IMPACT OF OIL SECTOR TRADE ON NIGERIAN ECONOMIC GROWTH.

SOURCE:

Faculty: Social Sciences
Department: Economics

CONTRIBUTORS:

Obisike, N. E.
Nwogwugwu, U. C. C.

ABSTRACT:

Nigeria is one of the country’s in the world with huge crude oil deposit, and large refinery paradoxically Nigeria exports crude oil and imports refined petroleum products. As a result, this study examined the impact of oil sector trade (export and import) on Nigerian economic growth from 1983 to 2017. With precise interest on the impact of oil supply and demand growth rates, and oil terms of trade on Nigeria’s oil sector growth rate as well as the impact of oil sector growth rate on Nigeria’s economic growth rate. In order to capture the objectives of the study, relevant methods of analysis were adopted which include; Engle-Granger test statistic and Granger causality test. The E-G test reveals that oil supply variables (CEPGR and CERGR), oil demand variables (PPIPGR and PPIEGR), and oil terms of trade variables (OCTOT and ODFTOT) have positive impact on Nigeria’s oil sector growth rate within the study period, in turn oil sector growth rate had positive impact on Nigeria’s economic growth rate.

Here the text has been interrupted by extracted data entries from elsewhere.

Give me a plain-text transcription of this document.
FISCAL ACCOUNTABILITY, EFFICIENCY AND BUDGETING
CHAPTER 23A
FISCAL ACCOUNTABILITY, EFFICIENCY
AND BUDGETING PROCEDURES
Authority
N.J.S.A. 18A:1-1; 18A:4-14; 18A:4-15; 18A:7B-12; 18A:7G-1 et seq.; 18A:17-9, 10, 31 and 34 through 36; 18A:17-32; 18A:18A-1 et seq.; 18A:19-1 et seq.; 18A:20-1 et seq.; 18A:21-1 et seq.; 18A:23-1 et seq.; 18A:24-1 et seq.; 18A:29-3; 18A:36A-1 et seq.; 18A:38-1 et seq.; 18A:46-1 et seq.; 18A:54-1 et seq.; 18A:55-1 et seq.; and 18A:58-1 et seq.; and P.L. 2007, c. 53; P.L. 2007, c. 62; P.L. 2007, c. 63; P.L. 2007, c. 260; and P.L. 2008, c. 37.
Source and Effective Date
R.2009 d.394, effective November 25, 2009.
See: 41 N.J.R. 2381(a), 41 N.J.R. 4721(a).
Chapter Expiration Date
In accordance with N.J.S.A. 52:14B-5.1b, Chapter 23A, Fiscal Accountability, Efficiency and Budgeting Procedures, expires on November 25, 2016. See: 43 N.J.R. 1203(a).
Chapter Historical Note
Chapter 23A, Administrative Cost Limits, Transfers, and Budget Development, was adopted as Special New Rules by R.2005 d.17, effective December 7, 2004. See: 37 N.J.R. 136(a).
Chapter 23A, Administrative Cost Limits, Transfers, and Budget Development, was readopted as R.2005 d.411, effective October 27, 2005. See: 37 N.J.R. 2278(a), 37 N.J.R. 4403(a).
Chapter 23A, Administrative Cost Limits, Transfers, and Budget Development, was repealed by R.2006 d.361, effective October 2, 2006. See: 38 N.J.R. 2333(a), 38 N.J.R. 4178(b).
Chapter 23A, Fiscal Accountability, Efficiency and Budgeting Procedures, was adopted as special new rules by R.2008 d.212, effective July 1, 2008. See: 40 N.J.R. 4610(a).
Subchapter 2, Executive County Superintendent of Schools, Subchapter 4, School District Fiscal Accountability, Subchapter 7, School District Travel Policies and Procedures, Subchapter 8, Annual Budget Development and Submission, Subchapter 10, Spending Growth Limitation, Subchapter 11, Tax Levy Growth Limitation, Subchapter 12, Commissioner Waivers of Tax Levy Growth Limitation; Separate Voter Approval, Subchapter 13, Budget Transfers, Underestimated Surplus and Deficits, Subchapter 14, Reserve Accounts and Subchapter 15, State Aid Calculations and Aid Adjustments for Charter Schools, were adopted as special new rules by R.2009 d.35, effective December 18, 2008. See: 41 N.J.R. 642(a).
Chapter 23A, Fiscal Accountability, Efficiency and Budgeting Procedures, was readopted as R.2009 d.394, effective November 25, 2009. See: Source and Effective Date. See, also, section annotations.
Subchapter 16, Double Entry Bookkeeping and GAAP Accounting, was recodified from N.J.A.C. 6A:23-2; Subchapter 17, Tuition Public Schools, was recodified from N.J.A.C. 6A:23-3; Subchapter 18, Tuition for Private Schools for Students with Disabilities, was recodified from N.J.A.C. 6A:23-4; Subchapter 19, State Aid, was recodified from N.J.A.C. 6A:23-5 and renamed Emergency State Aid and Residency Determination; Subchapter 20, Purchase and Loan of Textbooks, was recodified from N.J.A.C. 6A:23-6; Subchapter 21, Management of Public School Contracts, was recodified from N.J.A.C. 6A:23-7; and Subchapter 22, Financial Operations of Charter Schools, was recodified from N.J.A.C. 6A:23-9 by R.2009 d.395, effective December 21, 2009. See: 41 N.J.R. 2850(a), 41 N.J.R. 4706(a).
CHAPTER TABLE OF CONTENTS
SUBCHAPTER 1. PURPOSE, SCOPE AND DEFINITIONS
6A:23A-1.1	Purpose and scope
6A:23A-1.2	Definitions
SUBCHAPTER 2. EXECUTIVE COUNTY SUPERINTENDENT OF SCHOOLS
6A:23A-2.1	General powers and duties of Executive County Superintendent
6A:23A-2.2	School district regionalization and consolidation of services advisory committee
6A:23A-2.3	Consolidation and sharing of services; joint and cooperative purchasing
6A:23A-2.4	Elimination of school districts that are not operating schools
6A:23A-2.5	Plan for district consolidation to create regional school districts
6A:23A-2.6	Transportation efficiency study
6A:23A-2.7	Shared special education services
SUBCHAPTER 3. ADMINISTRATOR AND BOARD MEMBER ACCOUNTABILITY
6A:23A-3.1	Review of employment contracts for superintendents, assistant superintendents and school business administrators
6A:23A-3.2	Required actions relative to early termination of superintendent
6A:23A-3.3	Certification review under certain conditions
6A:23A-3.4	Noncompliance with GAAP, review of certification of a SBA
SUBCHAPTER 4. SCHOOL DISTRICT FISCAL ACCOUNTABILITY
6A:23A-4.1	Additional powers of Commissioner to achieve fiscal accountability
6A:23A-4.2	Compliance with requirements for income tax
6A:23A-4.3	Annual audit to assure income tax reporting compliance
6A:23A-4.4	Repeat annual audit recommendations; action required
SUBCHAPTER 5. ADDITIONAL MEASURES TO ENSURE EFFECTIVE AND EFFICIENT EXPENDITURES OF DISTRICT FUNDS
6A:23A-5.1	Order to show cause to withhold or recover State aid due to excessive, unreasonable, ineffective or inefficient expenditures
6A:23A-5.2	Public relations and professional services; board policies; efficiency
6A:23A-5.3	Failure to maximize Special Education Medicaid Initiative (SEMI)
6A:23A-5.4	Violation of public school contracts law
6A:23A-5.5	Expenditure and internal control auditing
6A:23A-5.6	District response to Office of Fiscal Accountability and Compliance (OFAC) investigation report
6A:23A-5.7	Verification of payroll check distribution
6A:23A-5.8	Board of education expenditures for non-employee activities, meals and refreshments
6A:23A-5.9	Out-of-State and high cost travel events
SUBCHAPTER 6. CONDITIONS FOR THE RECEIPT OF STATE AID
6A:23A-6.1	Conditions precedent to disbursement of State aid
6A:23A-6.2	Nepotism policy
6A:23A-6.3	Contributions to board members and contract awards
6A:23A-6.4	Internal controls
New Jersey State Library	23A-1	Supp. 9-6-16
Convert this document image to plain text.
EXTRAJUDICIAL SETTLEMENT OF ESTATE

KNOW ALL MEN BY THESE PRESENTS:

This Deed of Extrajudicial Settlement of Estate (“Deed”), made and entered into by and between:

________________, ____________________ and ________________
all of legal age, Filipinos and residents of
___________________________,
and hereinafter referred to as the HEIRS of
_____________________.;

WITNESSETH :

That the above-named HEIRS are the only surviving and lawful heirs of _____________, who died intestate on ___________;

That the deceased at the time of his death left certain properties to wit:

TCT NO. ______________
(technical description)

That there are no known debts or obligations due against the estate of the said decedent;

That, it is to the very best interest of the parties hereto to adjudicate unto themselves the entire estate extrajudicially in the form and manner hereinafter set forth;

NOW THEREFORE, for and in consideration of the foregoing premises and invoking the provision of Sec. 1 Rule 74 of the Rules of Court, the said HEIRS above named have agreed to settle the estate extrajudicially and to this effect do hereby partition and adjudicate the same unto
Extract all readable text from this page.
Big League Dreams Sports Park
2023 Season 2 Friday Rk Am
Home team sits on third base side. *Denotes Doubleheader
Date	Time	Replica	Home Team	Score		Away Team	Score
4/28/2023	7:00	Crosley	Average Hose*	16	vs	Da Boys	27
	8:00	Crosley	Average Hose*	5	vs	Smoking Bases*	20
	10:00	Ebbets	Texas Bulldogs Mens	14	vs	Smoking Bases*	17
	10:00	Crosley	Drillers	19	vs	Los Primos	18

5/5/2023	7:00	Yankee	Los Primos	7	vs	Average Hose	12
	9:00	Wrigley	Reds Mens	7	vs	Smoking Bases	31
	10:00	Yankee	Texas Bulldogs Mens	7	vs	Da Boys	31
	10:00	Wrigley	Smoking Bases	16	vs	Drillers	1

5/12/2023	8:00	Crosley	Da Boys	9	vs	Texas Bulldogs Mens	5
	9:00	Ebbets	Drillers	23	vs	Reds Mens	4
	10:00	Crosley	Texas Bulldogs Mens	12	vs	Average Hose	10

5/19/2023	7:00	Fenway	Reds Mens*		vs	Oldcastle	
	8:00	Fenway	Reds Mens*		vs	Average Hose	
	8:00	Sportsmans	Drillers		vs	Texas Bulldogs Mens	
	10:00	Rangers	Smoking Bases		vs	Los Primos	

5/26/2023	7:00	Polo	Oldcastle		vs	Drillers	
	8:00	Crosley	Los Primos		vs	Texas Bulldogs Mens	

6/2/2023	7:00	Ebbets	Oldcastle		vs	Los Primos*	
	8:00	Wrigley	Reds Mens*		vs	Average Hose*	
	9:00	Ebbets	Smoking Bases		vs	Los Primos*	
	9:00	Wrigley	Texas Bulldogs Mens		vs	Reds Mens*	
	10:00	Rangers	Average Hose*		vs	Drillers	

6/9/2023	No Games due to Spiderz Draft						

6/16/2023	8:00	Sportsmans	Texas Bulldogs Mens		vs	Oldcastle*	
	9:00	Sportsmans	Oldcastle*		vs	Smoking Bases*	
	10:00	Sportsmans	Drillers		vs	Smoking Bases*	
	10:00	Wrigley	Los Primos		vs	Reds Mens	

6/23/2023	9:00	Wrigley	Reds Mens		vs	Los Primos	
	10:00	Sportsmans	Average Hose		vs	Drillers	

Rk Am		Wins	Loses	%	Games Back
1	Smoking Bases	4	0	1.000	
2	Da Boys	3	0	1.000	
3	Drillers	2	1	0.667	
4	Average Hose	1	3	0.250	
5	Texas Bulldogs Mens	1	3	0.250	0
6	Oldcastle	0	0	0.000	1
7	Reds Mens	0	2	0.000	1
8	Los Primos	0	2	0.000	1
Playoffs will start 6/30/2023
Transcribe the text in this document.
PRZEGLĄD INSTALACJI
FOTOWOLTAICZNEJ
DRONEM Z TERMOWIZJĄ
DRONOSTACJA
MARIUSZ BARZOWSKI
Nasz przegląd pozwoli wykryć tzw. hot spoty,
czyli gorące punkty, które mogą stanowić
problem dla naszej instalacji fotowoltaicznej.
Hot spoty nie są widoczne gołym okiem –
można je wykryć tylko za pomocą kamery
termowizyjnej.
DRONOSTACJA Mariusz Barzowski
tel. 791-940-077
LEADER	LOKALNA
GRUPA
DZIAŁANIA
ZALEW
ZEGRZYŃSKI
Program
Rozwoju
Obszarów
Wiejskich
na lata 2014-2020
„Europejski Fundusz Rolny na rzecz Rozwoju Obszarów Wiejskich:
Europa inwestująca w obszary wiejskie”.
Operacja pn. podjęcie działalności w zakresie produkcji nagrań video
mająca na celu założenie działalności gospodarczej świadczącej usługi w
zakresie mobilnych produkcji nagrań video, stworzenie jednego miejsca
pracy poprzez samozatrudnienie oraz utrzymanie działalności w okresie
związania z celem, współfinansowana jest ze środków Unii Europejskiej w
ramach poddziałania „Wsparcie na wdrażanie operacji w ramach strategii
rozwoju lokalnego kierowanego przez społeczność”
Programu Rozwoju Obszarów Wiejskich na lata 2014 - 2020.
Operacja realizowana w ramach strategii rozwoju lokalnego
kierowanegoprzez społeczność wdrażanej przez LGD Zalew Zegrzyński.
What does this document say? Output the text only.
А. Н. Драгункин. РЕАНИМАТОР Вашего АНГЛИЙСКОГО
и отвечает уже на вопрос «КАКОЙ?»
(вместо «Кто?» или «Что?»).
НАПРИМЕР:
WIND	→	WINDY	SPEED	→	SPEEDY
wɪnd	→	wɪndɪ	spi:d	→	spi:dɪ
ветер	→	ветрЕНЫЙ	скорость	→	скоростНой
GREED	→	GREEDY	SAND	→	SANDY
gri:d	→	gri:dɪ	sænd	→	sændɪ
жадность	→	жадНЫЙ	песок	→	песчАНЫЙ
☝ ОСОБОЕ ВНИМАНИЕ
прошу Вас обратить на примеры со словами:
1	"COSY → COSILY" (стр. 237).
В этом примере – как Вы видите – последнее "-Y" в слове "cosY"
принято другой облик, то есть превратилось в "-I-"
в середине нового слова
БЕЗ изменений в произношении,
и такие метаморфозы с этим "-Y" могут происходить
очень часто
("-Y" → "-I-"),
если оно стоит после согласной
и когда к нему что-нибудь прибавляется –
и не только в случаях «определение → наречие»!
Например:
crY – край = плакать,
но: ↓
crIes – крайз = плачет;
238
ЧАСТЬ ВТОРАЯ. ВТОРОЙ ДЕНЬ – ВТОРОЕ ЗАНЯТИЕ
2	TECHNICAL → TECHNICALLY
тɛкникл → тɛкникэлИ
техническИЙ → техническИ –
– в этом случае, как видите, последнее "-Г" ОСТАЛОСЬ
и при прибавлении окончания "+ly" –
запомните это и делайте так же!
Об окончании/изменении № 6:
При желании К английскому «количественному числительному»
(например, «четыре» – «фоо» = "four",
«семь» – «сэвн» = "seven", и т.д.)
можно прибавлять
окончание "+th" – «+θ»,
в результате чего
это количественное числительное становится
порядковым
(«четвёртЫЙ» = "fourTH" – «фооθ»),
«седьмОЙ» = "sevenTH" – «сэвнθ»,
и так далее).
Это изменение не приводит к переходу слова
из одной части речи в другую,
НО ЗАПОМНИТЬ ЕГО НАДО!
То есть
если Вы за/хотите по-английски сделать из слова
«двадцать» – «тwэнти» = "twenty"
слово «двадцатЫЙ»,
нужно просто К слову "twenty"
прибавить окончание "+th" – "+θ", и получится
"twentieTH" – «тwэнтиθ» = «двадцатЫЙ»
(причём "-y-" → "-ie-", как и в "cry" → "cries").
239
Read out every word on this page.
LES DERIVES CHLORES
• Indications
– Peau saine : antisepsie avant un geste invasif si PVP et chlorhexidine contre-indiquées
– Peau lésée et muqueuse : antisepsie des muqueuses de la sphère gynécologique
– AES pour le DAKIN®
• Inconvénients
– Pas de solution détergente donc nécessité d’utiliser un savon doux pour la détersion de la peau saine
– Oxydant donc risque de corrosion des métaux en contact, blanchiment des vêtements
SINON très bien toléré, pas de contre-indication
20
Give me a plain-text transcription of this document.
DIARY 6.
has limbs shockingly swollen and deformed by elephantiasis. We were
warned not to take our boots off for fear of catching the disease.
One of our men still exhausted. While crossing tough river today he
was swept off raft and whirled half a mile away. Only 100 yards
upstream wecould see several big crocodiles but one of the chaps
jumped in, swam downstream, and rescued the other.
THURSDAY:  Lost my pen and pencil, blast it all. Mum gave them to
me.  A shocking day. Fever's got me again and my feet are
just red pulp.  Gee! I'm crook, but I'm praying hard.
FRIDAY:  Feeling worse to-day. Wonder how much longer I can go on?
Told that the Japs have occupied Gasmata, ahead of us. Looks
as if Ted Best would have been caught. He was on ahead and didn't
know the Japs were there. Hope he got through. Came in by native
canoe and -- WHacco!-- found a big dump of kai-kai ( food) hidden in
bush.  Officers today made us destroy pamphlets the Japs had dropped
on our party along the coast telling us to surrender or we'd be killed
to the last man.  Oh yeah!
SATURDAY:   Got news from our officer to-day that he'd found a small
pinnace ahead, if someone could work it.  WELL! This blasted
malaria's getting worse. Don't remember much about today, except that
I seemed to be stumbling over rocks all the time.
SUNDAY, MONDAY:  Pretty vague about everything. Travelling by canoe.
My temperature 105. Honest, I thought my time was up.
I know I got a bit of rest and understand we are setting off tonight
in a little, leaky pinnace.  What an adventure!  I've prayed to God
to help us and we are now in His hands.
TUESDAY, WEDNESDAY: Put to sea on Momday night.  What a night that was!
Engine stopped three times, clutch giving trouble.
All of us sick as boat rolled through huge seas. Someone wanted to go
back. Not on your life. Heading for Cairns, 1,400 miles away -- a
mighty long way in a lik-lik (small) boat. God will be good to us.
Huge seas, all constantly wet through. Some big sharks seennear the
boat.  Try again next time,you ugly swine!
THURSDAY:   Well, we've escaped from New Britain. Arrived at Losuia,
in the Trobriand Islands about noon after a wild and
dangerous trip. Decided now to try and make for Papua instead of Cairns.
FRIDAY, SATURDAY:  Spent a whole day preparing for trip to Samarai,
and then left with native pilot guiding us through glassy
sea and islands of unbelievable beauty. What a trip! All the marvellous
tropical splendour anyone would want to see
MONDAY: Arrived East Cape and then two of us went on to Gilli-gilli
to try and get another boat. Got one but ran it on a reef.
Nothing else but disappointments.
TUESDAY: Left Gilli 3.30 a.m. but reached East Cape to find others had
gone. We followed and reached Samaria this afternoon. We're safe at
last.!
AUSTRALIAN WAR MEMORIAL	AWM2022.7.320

The causality test shows that Nigeria is vulnerable to external shocks while the elasticity test indicates that oil import is income and price elastic positively while oil export is price elastic negatively. Given the empirical results on average, the study conclude that the pattern of oil trade going on in Nigeria has the capacity to lead to perpetual underdevelopment in Nigeria and thereafter recommend that Nigerian Government should channel oil trade towards exportation of both crude oil and refined petroleum products.